Yoishi shook her head in reply, ‘That’s not it’.

“Iizuka-san, who had no child, couldn’t have been allowed to enter the kindergarten. And in this day and age, when outsiders are closely scrutinized, she should not have been able to attend a kindergarten event. That’s why, there’s no way that film was shot by her. And If that was the case, there could only be one reason why she would have that DVD in her possession. She was given that video by one of the mothers whose child did attend that kindergarten.”

Yoishi’s face contorted, as if she was on the verge of vomiting while looking at the crowd of mothers with their small children.

“And that was probably how it all began. Her own child’s sunny, happy day – and she passes it to Iizuka-san, a woman without a child of her own. At first glance, it seems like an act of sharing one’s happiness, but to Iizuka-san, it was without a doubt, a sad, painful, and miserable act. She might have tried returning it and throwing it away many times. On the other hand, she may have repeatedly watched that recording of children’s development with mixed feelings. Then one day, Iizuka-san finally noticed. The cameraman panned the camera to the left unexpectedly, and she saw the child that was not participating in the event.”

“…Ah.”

“Yes, in that moment, everything changed. Iizuka-san, unable to bear a child of her own, was granted the perfect child every parent idealized: ‘Shōko-chan’.”

A repeated view of the kindergarten event.

Then, the image tilts to the left.

A child who should not be there appears.

“But--”

I shook my head to shake off the image in my mind.

“But then, that’s just too sad for Iizuka-san, Isn’t it?”

“It is.”

Yoishi affirmed with her face pale, devoid of blood.

“I believe it started as a small matter born from a small act of malice. But, even after finally having gained a child, Iizuka-san was just like the other mothers. She, too, wanted to show off to everyone. She wished for the existence of the perfect child she had been granted, ‘Shōko-chan’, to spread far and wide into the world.”

“Ah—so that’s why she returned that DVD to the rental shop? That’s what you meant when you said she did it on purpose?”

Yoishi nodded in agreement.

“Children who were initially wished only to be born healthy, somehow become a product of their parents' egos. The tendency to give them unusual names, unusual hairstyles, and to dress them in peculiar clothing may all be substitutes for a perverted proxy competition by adults.”

‘But…’ said Yoishi, looking up at the house engulfed in black smoke.
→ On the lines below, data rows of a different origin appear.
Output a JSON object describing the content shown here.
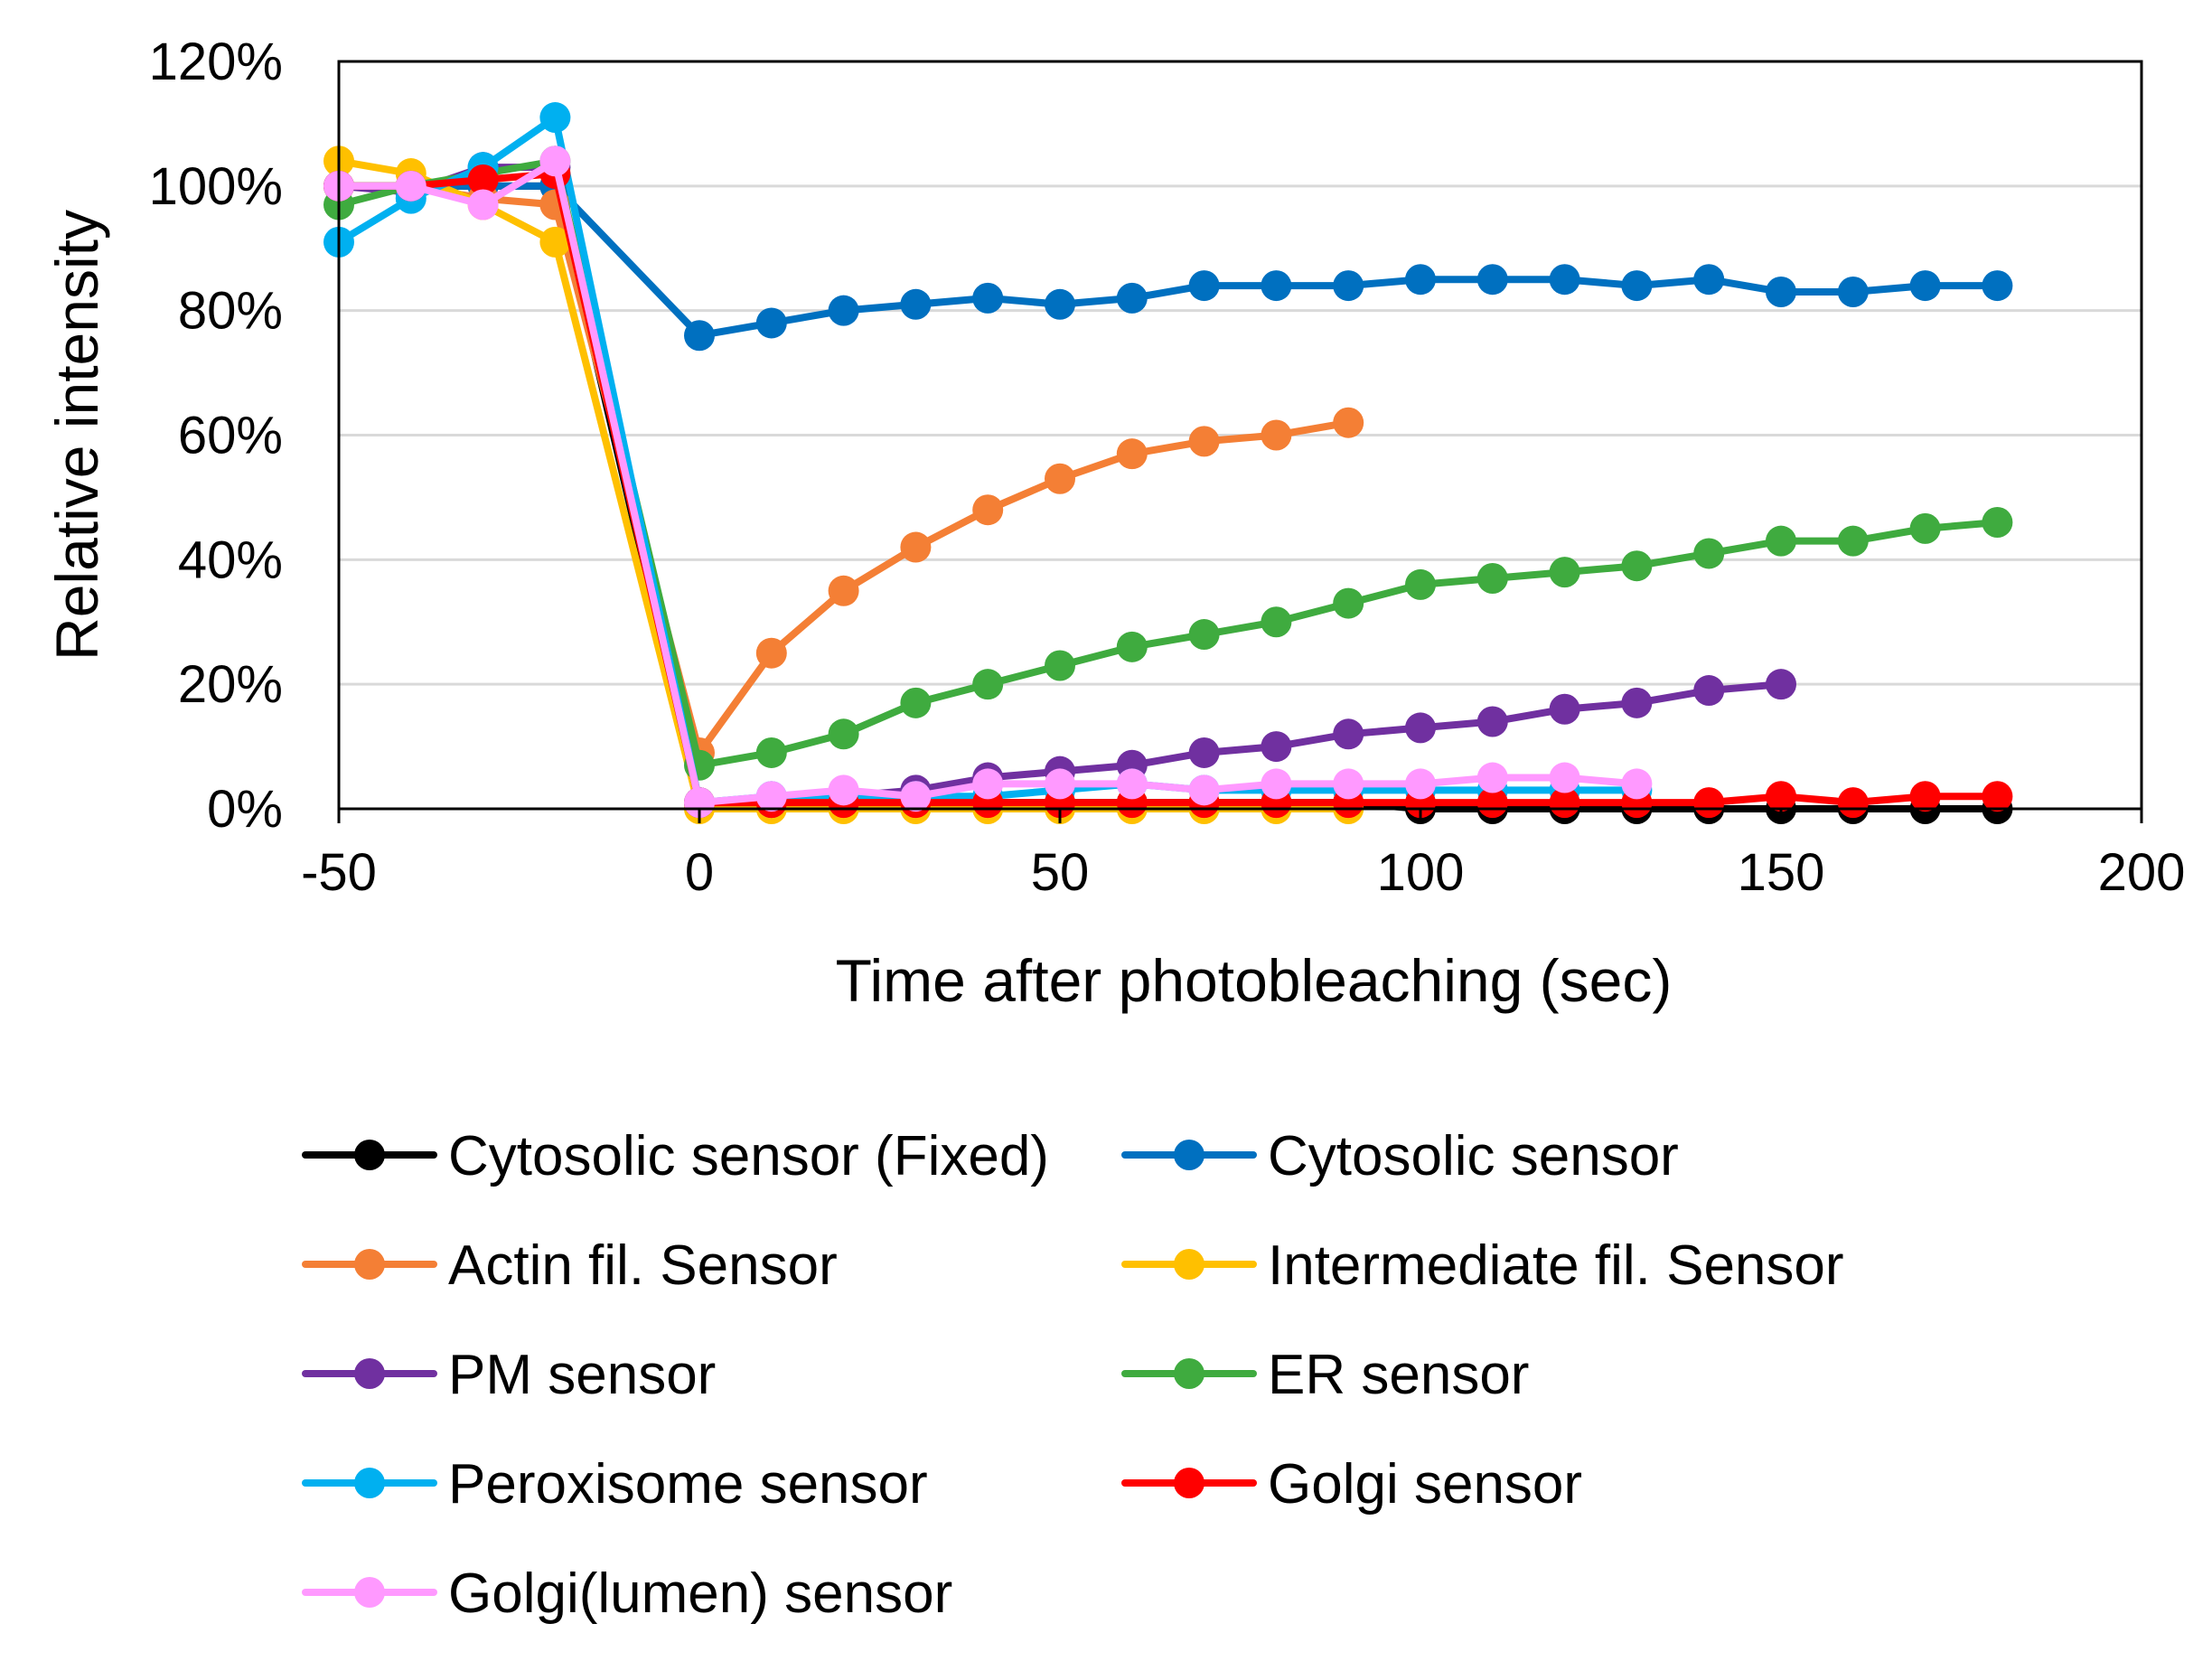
{
  "chart_data": {
    "type": "line",
    "title": "",
    "xlabel": "Time after photobleaching (sec)",
    "ylabel": "Relative intensity",
    "xlim": [
      -50,
      200
    ],
    "ylim": [
      0,
      1.2
    ],
    "x_ticks": [
      -50,
      0,
      50,
      100,
      150,
      200
    ],
    "x_tick_labels": [
      "-50",
      "0",
      "50",
      "100",
      "150",
      "200"
    ],
    "y_ticks": [
      0,
      0.2,
      0.4,
      0.6,
      0.8,
      1.0,
      1.2
    ],
    "y_tick_labels": [
      "0%",
      "20%",
      "40%",
      "60%",
      "80%",
      "100%",
      "120%"
    ],
    "grid": "horizontal",
    "legend_position": "bottom",
    "series": [
      {
        "name": "Cytosolic sensor (Fixed)",
        "color": "#000000",
        "x": [
          -50,
          -40,
          -30,
          -20,
          0,
          10,
          20,
          30,
          40,
          50,
          60,
          70,
          80,
          90,
          100,
          110,
          120,
          130,
          140,
          150,
          160,
          170,
          180
        ],
        "values": [
          1.0,
          1.0,
          1.0,
          1.0,
          0.01,
          0.01,
          0.01,
          0.01,
          0.01,
          0.01,
          0.01,
          0.01,
          0.01,
          0.01,
          0.0,
          0.0,
          0.0,
          0.0,
          0.0,
          0.0,
          0.0,
          0.0,
          0.0
        ]
      },
      {
        "name": "Cytosolic sensor",
        "color": "#0070C0",
        "x": [
          -50,
          -40,
          -30,
          -20,
          0,
          10,
          20,
          30,
          40,
          50,
          60,
          70,
          80,
          90,
          100,
          110,
          120,
          130,
          140,
          150,
          160,
          170,
          180
        ],
        "values": [
          1.0,
          1.0,
          1.0,
          1.0,
          0.76,
          0.78,
          0.8,
          0.81,
          0.82,
          0.81,
          0.82,
          0.84,
          0.84,
          0.84,
          0.85,
          0.85,
          0.85,
          0.84,
          0.85,
          0.83,
          0.83,
          0.84,
          0.84
        ]
      },
      {
        "name": "Actin fil. Sensor",
        "color": "#F47F35",
        "x": [
          -50,
          -40,
          -30,
          -20,
          0,
          10,
          20,
          30,
          40,
          50,
          60,
          70,
          80,
          90
        ],
        "values": [
          1.0,
          1.0,
          0.98,
          0.97,
          0.09,
          0.25,
          0.35,
          0.42,
          0.48,
          0.53,
          0.57,
          0.59,
          0.6,
          0.62
        ]
      },
      {
        "name": "Intermediate fil. Sensor",
        "color": "#FFC000",
        "x": [
          -50,
          -40,
          -30,
          -20,
          0,
          10,
          20,
          30,
          40,
          50,
          60,
          70,
          80,
          90
        ],
        "values": [
          1.04,
          1.02,
          0.97,
          0.91,
          0.0,
          0.0,
          0.0,
          0.0,
          0.0,
          0.0,
          0.0,
          0.0,
          0.0,
          0.0
        ]
      },
      {
        "name": "PM sensor",
        "color": "#7030A0",
        "x": [
          -50,
          -40,
          -30,
          -20,
          0,
          10,
          20,
          30,
          40,
          50,
          60,
          70,
          80,
          90,
          100,
          110,
          120,
          130,
          140,
          150
        ],
        "values": [
          1.0,
          0.99,
          1.03,
          1.03,
          0.01,
          0.01,
          0.02,
          0.03,
          0.05,
          0.06,
          0.07,
          0.09,
          0.1,
          0.12,
          0.13,
          0.14,
          0.16,
          0.17,
          0.19,
          0.2
        ]
      },
      {
        "name": "ER sensor",
        "color": "#3FAB3F",
        "x": [
          -50,
          -40,
          -30,
          -20,
          0,
          10,
          20,
          30,
          40,
          50,
          60,
          70,
          80,
          90,
          100,
          110,
          120,
          130,
          140,
          150,
          160,
          170,
          180
        ],
        "values": [
          0.97,
          1.0,
          1.02,
          1.04,
          0.07,
          0.09,
          0.12,
          0.17,
          0.2,
          0.23,
          0.26,
          0.28,
          0.3,
          0.33,
          0.36,
          0.37,
          0.38,
          0.39,
          0.41,
          0.43,
          0.43,
          0.45,
          0.46
        ]
      },
      {
        "name": "Peroxisome sensor",
        "color": "#00B0F0",
        "x": [
          -50,
          -40,
          -30,
          -20,
          0,
          10,
          20,
          30,
          40,
          50,
          60,
          70,
          80,
          90,
          100,
          110,
          120,
          130
        ],
        "values": [
          0.91,
          0.98,
          1.03,
          1.11,
          0.01,
          0.02,
          0.02,
          0.02,
          0.02,
          0.03,
          0.04,
          0.03,
          0.03,
          0.03,
          0.03,
          0.03,
          0.03,
          0.03
        ]
      },
      {
        "name": "Golgi sensor",
        "color": "#FF0000",
        "x": [
          -50,
          -40,
          -30,
          -20,
          0,
          10,
          20,
          30,
          40,
          50,
          60,
          70,
          80,
          90,
          100,
          110,
          120,
          130,
          140,
          150,
          160,
          170,
          180
        ],
        "values": [
          1.0,
          1.0,
          1.01,
          1.02,
          0.01,
          0.01,
          0.01,
          0.01,
          0.01,
          0.01,
          0.01,
          0.01,
          0.01,
          0.01,
          0.01,
          0.01,
          0.01,
          0.01,
          0.01,
          0.02,
          0.01,
          0.02,
          0.02
        ]
      },
      {
        "name": "Golgi(lumen) sensor",
        "color": "#FF99FF",
        "x": [
          -50,
          -40,
          -30,
          -20,
          0,
          10,
          20,
          30,
          40,
          50,
          60,
          70,
          80,
          90,
          100,
          110,
          120,
          130
        ],
        "values": [
          1.0,
          1.0,
          0.97,
          1.04,
          0.01,
          0.02,
          0.03,
          0.02,
          0.04,
          0.04,
          0.04,
          0.03,
          0.04,
          0.04,
          0.04,
          0.05,
          0.05,
          0.04
        ]
      }
    ]
  }
}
“Children never grow up the way their parents want them to.”

The black smoke, which showed no sign of ceasing, bellows up into the sky as if mocking the firefighting efforts.

“Is it ‘burning Shōko-chan’ now? Or ‘laughing Shōko-chan’?”*
*TL/N: Continuing on from the previous kanji puns, Yoishi now uses 焼子ちゃん, with the kanji 焼 meaning to burn, and 笑子ちゃん, with the kanji 笑 meaning to laugh or smile.

When Yoishi muttered those words, I felt I heard a child’s laughter from the blazing flames.

And amidst the red, black flames that danced and wiggled, I thought I saw the figure of a red-eyed child standing still.

Unable to bear it, I looked away.

Besides me, Yoishi quietly stared at the group of women. They must have been the mothers who gave birth to the imaginary child, and in the light of the blazing red flames, they seemed to be laughing.

“Ughhh…..”

A bitter feeling welled up from the pit of my stomach, when—

Yoishi, standing next to me, plunged down first.

Her beautiful white face was twisted in pain, and she started vomiting.

As several people frowned and looked towards us, I gently put my hand on her back.

Eventually, Yoishi raised her pale face, and asked sorrowfully:

“Say—don’t you think having kids is scary?"